Roccella, dissenso o intolleranza?

La mancata presentazione del libro del ministro Roccella al recente Salone del Libro di Torino non può passare sotto silenzio o derubricato ad un fatto di colore o di banale incomprensione. No, perché dietro a quella vicenda – e soprattutto dopo le reazioni politiche dei vari partiti – emerge anche qual è la concezione che alcuni attori politici e giornalistici hanno del pluralismo, del rispetto dell’avversario politico, della tolleranza e del confronto tra parti politiche profondamente diverse. Detto in altri termini, della concezione che si ha della democrazia e dei suoi istituti principali.

Ora, tutti più o meno sappiamo qual è stata la dinamica concreta di quella presentazione mancata. Ma quello che importa sottolineare, almeno a mio parere, sono appunto le reazioni politiche. Perlomeno di alcuni partiti.

Dunque, ricapitolando, e se ho ben capito, la tesi della sinistra – a cominciare dalla sua segretaria nazionale Schlein – e del circo mediatico che la appoggia è la seguente: il confronto è sempre importante ma non si può non tener conto che ci troviamo di fronte ad un Governo con una specifica caratterizzazione autoritaria, con una possibile deriva fascista, con una politica che restringe se non addirittura annulla i diritti fondamentali e che, dulcis in fundo, può stravolgere la Costituzione e azzerare la stessa libertà di espressione e di spazi democratici.
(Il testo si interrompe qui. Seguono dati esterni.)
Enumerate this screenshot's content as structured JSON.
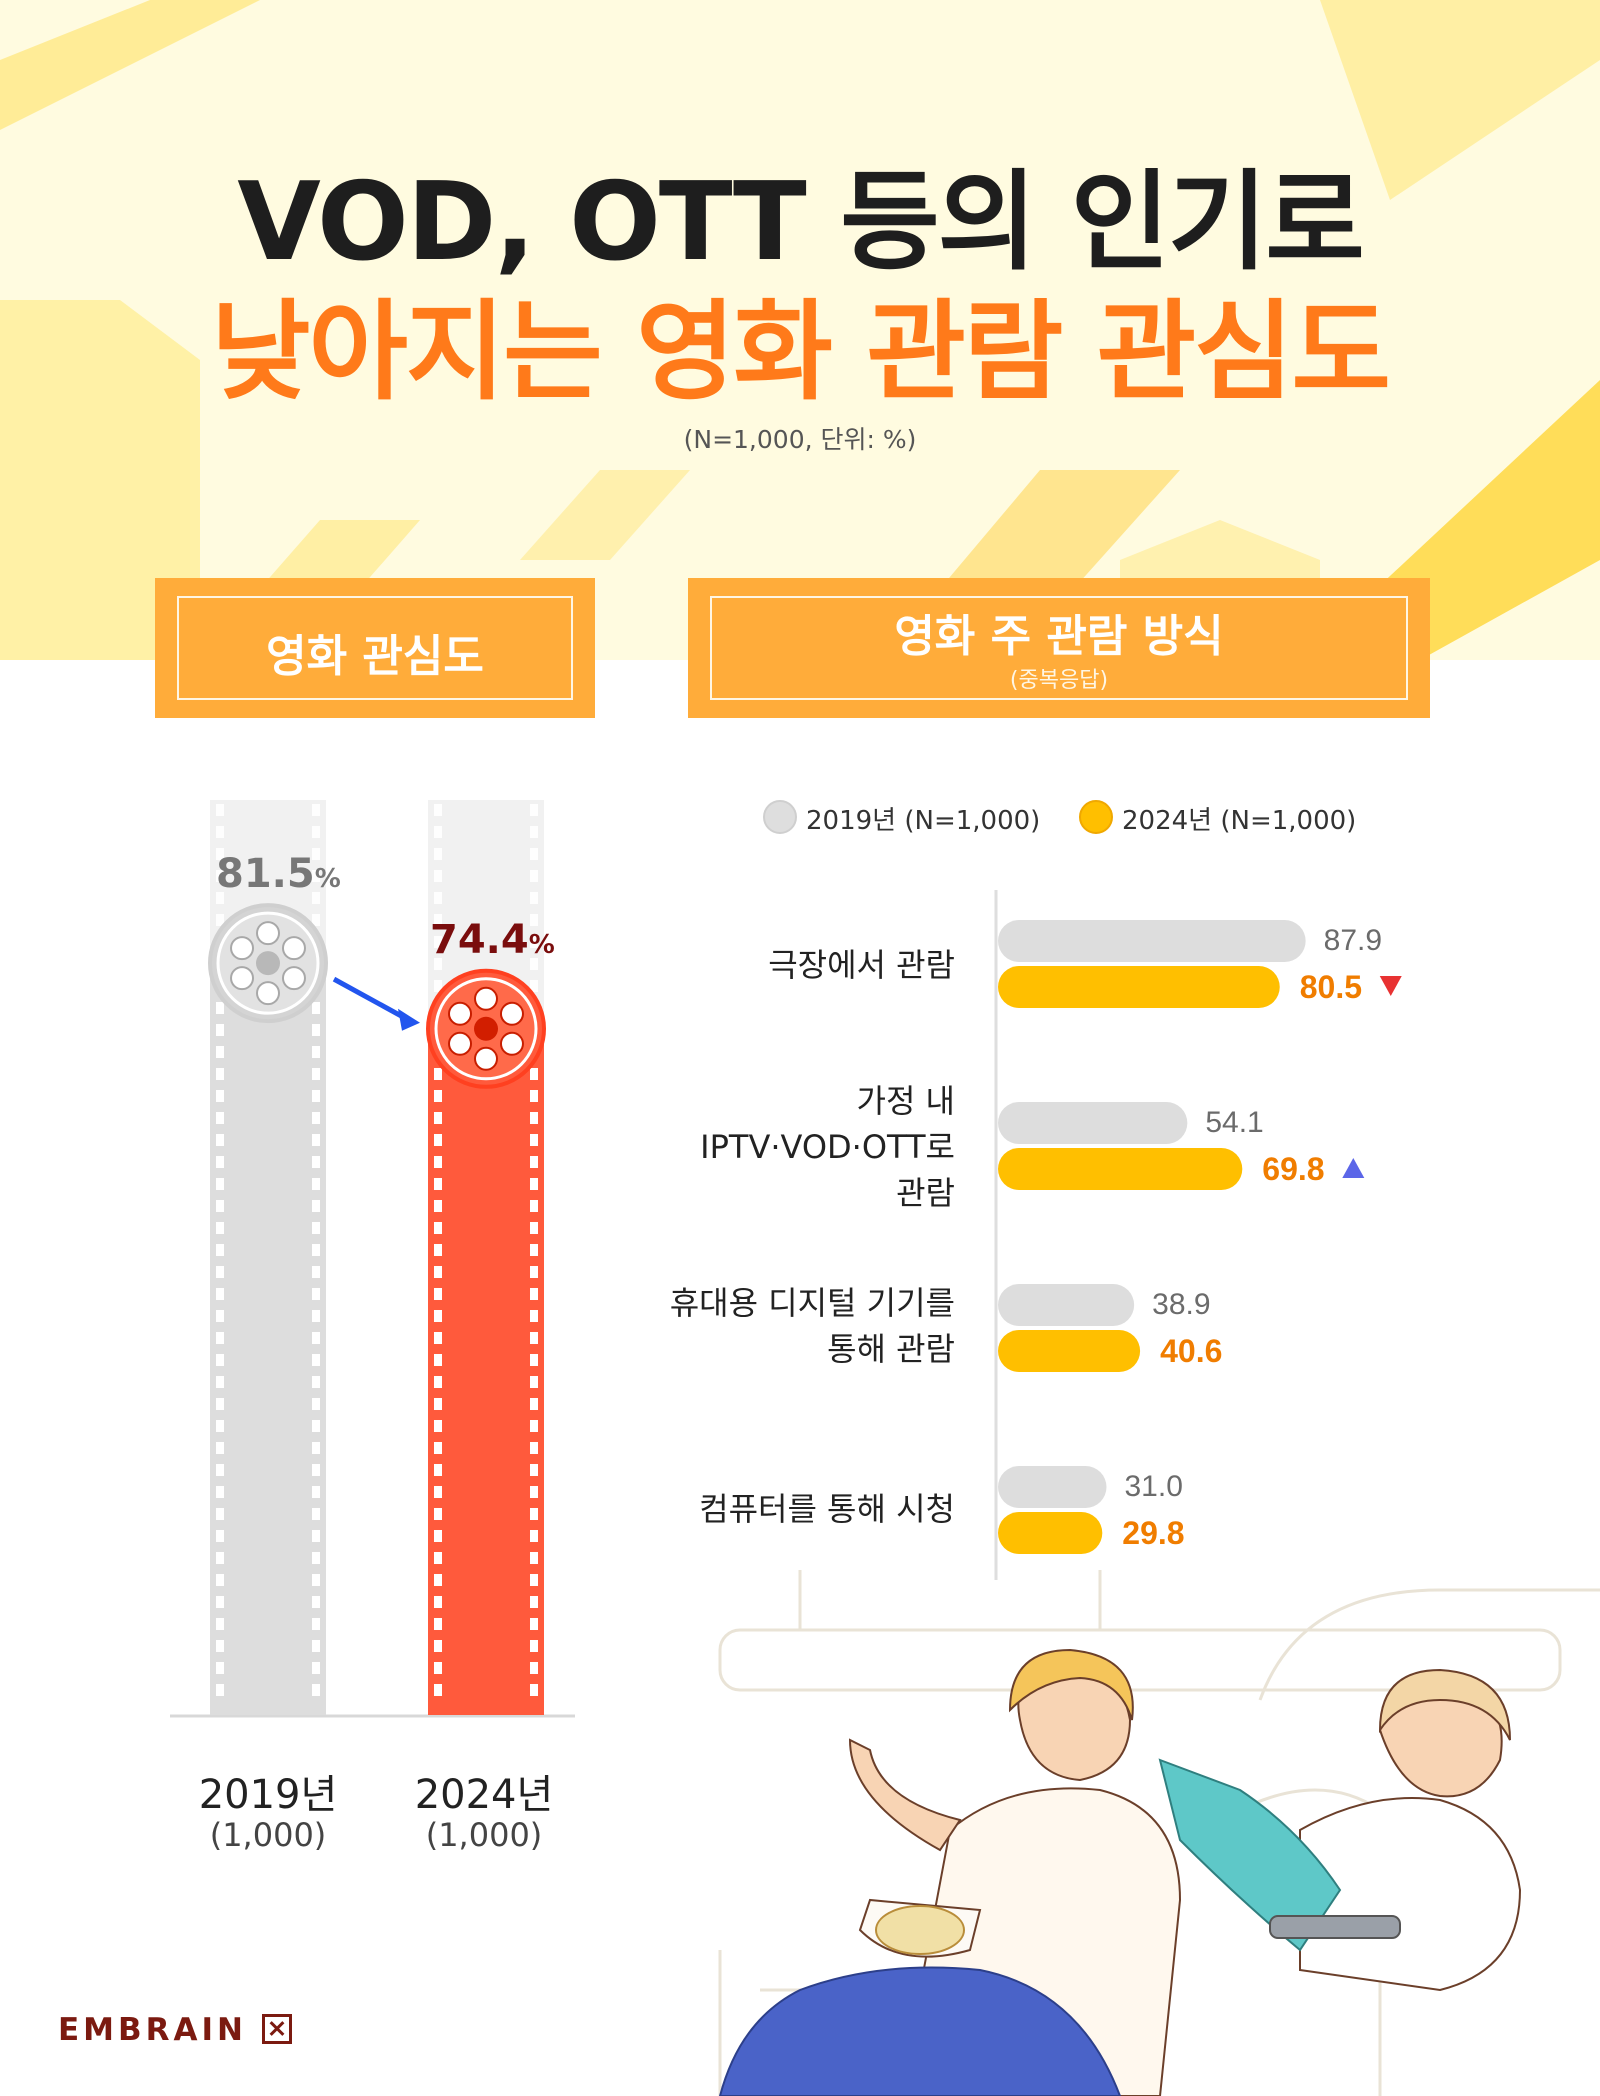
{
  "header": {
    "title_line1": "VOD, OTT 등의 인기로",
    "title_line2": "낮아지는 영화 관람 관심도",
    "note": "(N=1,000, 단위: %)"
  },
  "left_panel": {
    "title": "영화 관심도"
  },
  "right_panel": {
    "title": "영화 주 관람 방식",
    "subtitle": "(중복응답)"
  },
  "legend": {
    "s2019": "2019년 (N=1,000)",
    "s2024": "2024년 (N=1,000)"
  },
  "colors": {
    "accent_orange": "#ff7a1a",
    "ticket": "#ffac3a",
    "bar_2019": "#dddddd",
    "bar_2024": "#ffbf00",
    "film_2024": "#ff5a3c",
    "down_arrow": "#e83232",
    "up_arrow": "#5b66e8",
    "brand": "#7b1a10"
  },
  "brand": {
    "name": "EMBRAIN"
  },
  "chart_data": [
    {
      "type": "bar",
      "title": "영화 관심도",
      "categories": [
        "2019년",
        "2024년"
      ],
      "sample_labels": [
        "(1,000)",
        "(1,000)"
      ],
      "values": [
        81.5,
        74.4
      ],
      "value_labels": [
        "81.5",
        "74.4"
      ],
      "unit": "%"
    },
    {
      "type": "bar",
      "orientation": "horizontal",
      "title": "영화 주 관람 방식",
      "subtitle": "(중복응답)",
      "categories": [
        "극장에서 관람",
        "가정 내 IPTV·VOD·OTT로 관람",
        "휴대용 디지털 기기를 통해 관람",
        "컴퓨터를 통해 시청"
      ],
      "category_lines": [
        [
          "극장에서 관람"
        ],
        [
          "가정 내",
          "IPTV·VOD·OTT로",
          "관람"
        ],
        [
          "휴대용 디지털 기기를",
          "통해 관람"
        ],
        [
          "컴퓨터를 통해 시청"
        ]
      ],
      "series": [
        {
          "name": "2019년 (N=1,000)",
          "values": [
            87.9,
            54.1,
            38.9,
            31.0
          ],
          "labels": [
            "87.9",
            "54.1",
            "38.9",
            "31.0"
          ]
        },
        {
          "name": "2024년 (N=1,000)",
          "values": [
            80.5,
            69.8,
            40.6,
            29.8
          ],
          "labels": [
            "80.5",
            "69.8",
            "40.6",
            "29.8"
          ]
        }
      ],
      "change_markers": [
        "down",
        "up",
        "",
        ""
      ],
      "legend_position": "top"
    }
  ]
}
E, di conseguenza, il diritto di contestare – in sé, come ovvio e scontato, legittimo – può anche tacitare il “nemico” giurato della democrazia, della libertà e della difesa dei principi basilari. Insomma, e tradotto per i non addetti ai lavori, se la Roccella non ha potuto presentare il suo libro a Torino la responsabilità politica è esclusivamente riconducibile a ciò che dice, a ciò che pensa e a che cosa rappresenta politicamente il ministro Roccella. E quindi, coerentemente con questa tesi, con quello che dice e che pensa la Roccella la cosa migliore è zittirla. Con le buone o con le cattive, come si suol dire. Anche perché, ultima considerazione della sinistra – come ha detto il direttore della Fondazione del Salone del Libro Lagioia – “nel momento in cui c’è una ministra che è anti abortista si capisce che le donne si sentano minacciate”. E quindi, com’è facile dedurre, tutto può accadere.

Ecco perché, senza esercitarsi in altre considerazioni, quello che emerge in modo inequivocabile dopo queste svariate reazioni non può non inquietare la coscienza democratica e liberale del nostro Paese. E cioè, detta con molta semplicità ma con altrettanta chiarezza, c’è un “pensiero” – che si riconosce nella sinistra post-comunista a livello politico, culturale, editoriale, giornalistico, sociale, artistico e letterario – che può rappresentare un futuro tranquillo, equilibrato, radioso e rassicurante per tuti. Chiunque ostacola questo “pensiero” o questa “cultura politica” può e dev’essere contestato in tutte le forme. Anche, comprensibilmente, tacitando chi esprime un dissenso da quel pensiero e da quella cultura politica.

Conclusione. Il “caso Roccella” ha dimostrato che, seppur nel rispetto di tutte le opinioni, il confronto libero e democratico nel nostro paese ricomincia ad avere scarsa cittadinanza, al di là delle dichiarazioni di rito del tutto burocratiche e protocollari, soprattutto dopo l’esito delle urne dello scorso 25 settembre. Ora, per evitare che questo brutto clima degeneri e che dopo aver tacitato l’avversario/nemico si mettano in campo altre azioni per batterlo definitivamente, credo sia opportuno ricordare e far proprie le regole basilari di una vera ed autentica democrazia. Ovvero, rispetto rigoroso dell’avversario; piena valorizzazione del pluralismo politico e culturale; garanzia per le minoranze e, in ultimo ma non per ordine di importanza, accettazione del dialogo e del confronto come regola aurea di convivenza civile. In sintesi, senza la conservazione di questi principi basilari è la stessa democrazia che rischia di entrare definitivamente in crisi. E, al riguardo, il “caso Rocella” ci ha ricordato nuovamente e per l’ennesima volta nella storia politica del nostro Paese, questo insegnamento civico e democratico.